Bereits 2016 ging Rudoi mit seinem Youtube-Kanal »Westnik Buri« (»Der Sturmverkünder«) online und wurde zu einem der bekanntesten linken Netzaktivisten Russlands. In seinen Videos spricht er über historische Themen, kritisiert den »roten Putinismus« und Querfrontstrategien und analysiert verschiedene Positionen der Linken zu Feminismus, Sexualaufklärung und Familie. Zuletzt hatte der Kanal 128000 Follower.

Immer wieder wurde Rudoi für seine Tätigkeit kritisiert. Als er 2014 sagte, die Annexion der Krim nütze vor allem den Interessen des russischen Kapitals, gleichzeitig aber humanitäre Hilfe für den Donbass sammelte, warfen ihm russische Linkspatrioten Verrat vor. Und die Ukraine nahm ihn in das berüchtigte Register für »Friedensstifter« auf, in dem Staatsfeinde und Separatistenunterstützer aufgelistet werden. Auch die Reaktion auf die Invasion in der Ukraine im Februar sorgte für Kontroversen. Seit dem ersten Tag griff »Westnik Buri« die linken Unterstützer der »Spezialoperation« an und deckte die Interessen der Oligarchen in den »Volksrepubliken« auf, konnte aber auch der Gegenseite nichts abgewinnen. Statt Demonstrationen mit ukrainischen Nationalflaggen und Peace-Zeichen seien Streiks und Klassenorganisierung angesagt, so der Youtuber.

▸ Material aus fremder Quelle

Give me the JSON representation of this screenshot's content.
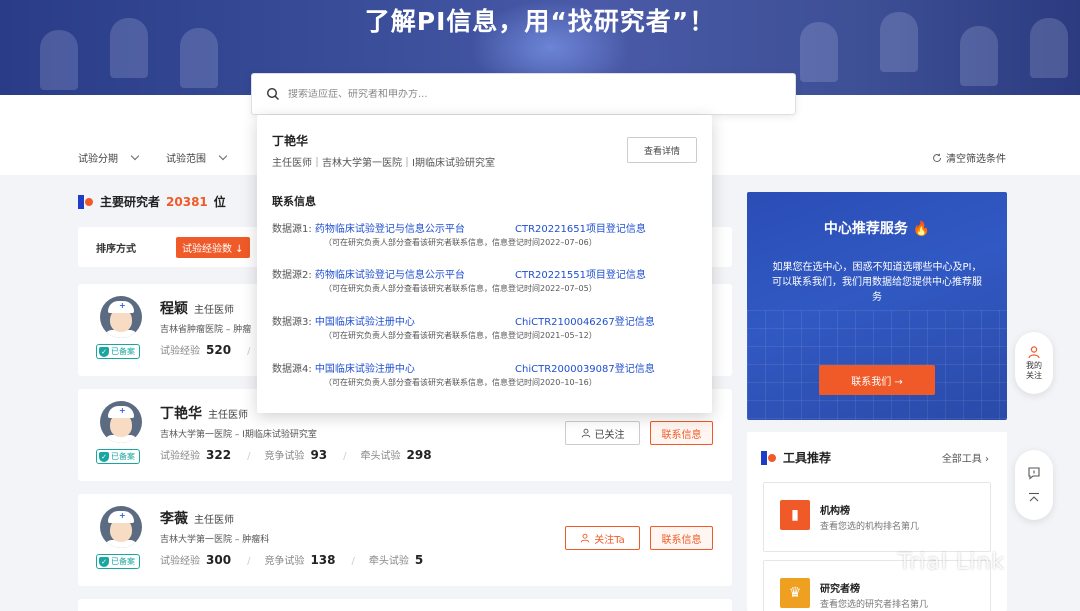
{
  "hero": {
    "title": "了解PI信息，用“找研究者”！"
  },
  "search": {
    "placeholder": "搜索适应症、研究者和申办方..."
  },
  "filters": {
    "phase": "试验分期",
    "scope": "试验范围",
    "clear": "清空筛选条件"
  },
  "section": {
    "title": "主要研究者",
    "count": "20381",
    "unit": "位"
  },
  "sort": {
    "label": "排序方式",
    "active": "试验经验数 ↓"
  },
  "investigators": [
    {
      "name": "程颖",
      "title": "主任医师",
      "org": "吉林省肿瘤医院 – 肿瘤",
      "exp_label": "试验经验",
      "exp": "520",
      "comp_label": "",
      "comp": "",
      "lead_label": "",
      "lead": "",
      "badge": "已备案"
    },
    {
      "name": "丁艳华",
      "title": "主任医师",
      "org": "吉林大学第一医院 – I期临床试验研究室",
      "exp_label": "试验经验",
      "exp": "322",
      "comp_label": "竞争试验",
      "comp": "93",
      "lead_label": "牵头试验",
      "lead": "298",
      "badge": "已备案",
      "follow": "已关注",
      "contact": "联系信息"
    },
    {
      "name": "李薇",
      "title": "主任医师",
      "org": "吉林大学第一医院 – 肿瘤科",
      "exp_label": "试验经验",
      "exp": "300",
      "comp_label": "竞争试验",
      "comp": "138",
      "lead_label": "牵头试验",
      "lead": "5",
      "badge": "已备案",
      "follow": "关注Ta",
      "contact": "联系信息"
    }
  ],
  "dropdown": {
    "name": "丁艳华",
    "sub": "主任医师｜吉林大学第一医院｜I期临床试验研究室",
    "detail_btn": "查看详情",
    "contact_title": "联系信息",
    "sources": [
      {
        "label": "数据源1:",
        "platform": "药物临床试验登记与信息公示平台",
        "reg": "CTR20221651项目登记信息",
        "note": "（可在研究负责人部分查看该研究者联系信息，信息登记时间2022–07–06）"
      },
      {
        "label": "数据源2:",
        "platform": "药物临床试验登记与信息公示平台",
        "reg": "CTR20221551项目登记信息",
        "note": "（可在研究负责人部分查看该研究者联系信息，信息登记时间2022–07–05）"
      },
      {
        "label": "数据源3:",
        "platform": "中国临床试验注册中心",
        "reg": "ChiCTR2100046267登记信息",
        "note": "（可在研究负责人部分查看该研究者联系信息，信息登记时间2021–05–12）"
      },
      {
        "label": "数据源4:",
        "platform": "中国临床试验注册中心",
        "reg": "ChiCTR2000039087登记信息",
        "note": "（可在研究负责人部分查看该研究者联系信息，信息登记时间2020–10–16）"
      }
    ]
  },
  "promo": {
    "title": "中心推荐服务 🔥",
    "desc": "如果您在选中心，困惑不知道选哪些中心及PI，可以联系我们，我们用数据给您提供中心推荐服务",
    "button": "联系我们 →"
  },
  "tools": {
    "title": "工具推荐",
    "all": "全部工具",
    "items": [
      {
        "name": "机构榜",
        "desc": "查看您选的机构排名第几",
        "color": "#f05a28"
      },
      {
        "name": "研究者榜",
        "desc": "查看您选的研究者排名第几",
        "color": "#f0a020"
      }
    ]
  },
  "side": {
    "follow": "我的\n关注"
  },
  "watermark": "Trial Link"
}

Da Rudoi den Staatsvertreter*innen am 4. Oktober die Tür nicht öffnete, suchten diese seine Frau auf der Arbeit auf und forderten sie auf, mitzukommen, »um ein paar Fragen zu beantworten«. Doch sie weigerte sich. Auch dem Anwalt konnten die Beamten keinen Durchsuchungsbefehl vorlegen, sie pochten vergeblich auf eine »Wohnungsbesichtigung«. Grund für das dringliche Interesse an Rudoi und seiner Frau war ein Post im Netzwerk vk.vom, so viel konnten sie erfahren. Dort war in einer oppositionellen Gruppe ein Antikriegsgraffito geteilt worden. Gegen ihn werde deshalb wegen »Diskreditierung der Streitkräfte« ermittelt, schrieb Rudoi auf Telegram. Bis zu drei Jahre Gefängnis drohen ihm. Dass die Gruppe bereits mehrere Jahre alt ist, stört die Ermittler nicht. Rudoi ist sich sicher, dass die »Gäste« wiederkommen werden, mit einem Durchsuchungsbefehl oder zu einem für ihn besonderen ungünstigen Zeitpunkt. Der Aktivist geht davon aus, schon bald im Gefängnis zu landen.

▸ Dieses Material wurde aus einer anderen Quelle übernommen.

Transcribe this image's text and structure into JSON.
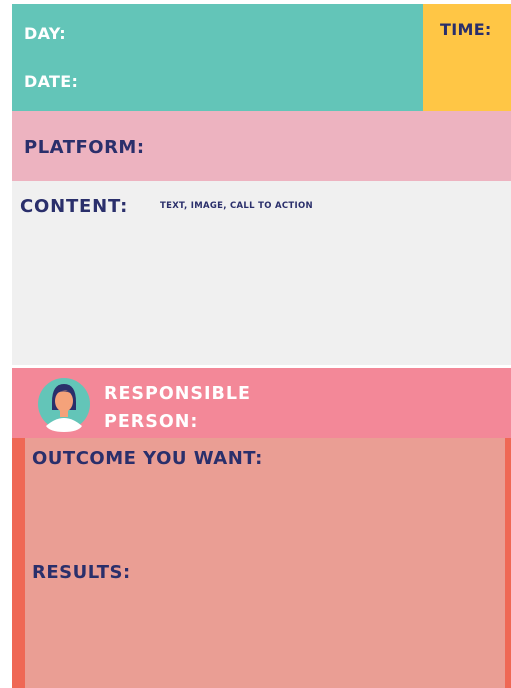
{
  "header": {
    "day_label": "DAY:",
    "date_label": "DATE:",
    "time_label": "TIME:"
  },
  "platform": {
    "label": "PLATFORM:"
  },
  "content": {
    "label": "CONTENT:",
    "hint": "TEXT, IMAGE, CALL TO ACTION"
  },
  "responsible": {
    "label_line1": "RESPONSIBLE",
    "label_line2": "PERSON:",
    "avatar_icon": "person-avatar-icon"
  },
  "outcome": {
    "label": "OUTCOME YOU WANT:"
  },
  "results": {
    "label": "RESULTS:"
  },
  "colors": {
    "teal": "#63c5b8",
    "yellow": "#ffc645",
    "light_pink": "#edb3c0",
    "light_gray": "#f0f0f0",
    "pink": "#f38898",
    "salmon": "#ea9e94",
    "coral": "#ef6855",
    "navy": "#2a2f6b"
  }
}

Das Vorgehen gegen Rudoi ist kein Einzelfall. Seit Beginn der Teilmobilmachung für den Krieg in der Ukraine haben russische Behörden ihre Repressionen gegen namhafte linke Aktivisten verschärft. Ende September nahm die Polizei in St. Petersburg elf Menschen wegen des Verdachts auf »Telefonterrorismus« fest. Sie sollen Falschmeldungen über angeblich platzierte Sprengsätze verbreitet haben. Zu den Inhaftierten gehörte auch die bekannte Autorin Bella Rapoport, die inzwischen wieder auf freiem Fuß ist. Am Mittwoch durchsuchten Ermittler die Wohnungen der Feministinnen Walerija Kowalischina und Jewgenija Kasanzewa. Kasanzewa hatte Männern im wehrfähigen Alter bei der Ausreise aus Russland geholfen. Zudem versuchte die Polizei, sich Zutritt zur Wohnung einer weiteren Aktivistin, Pallada Baschurowa, zu verschaffen. Am Donnerstag wurde bekannt, dass Kowalischina zunächst 48 Stunden in einem Untersuchungsgefängnis verbringen muss. Anschließend soll ihr der Prozess in Sachen »Telefonterrorismus« gemacht werden.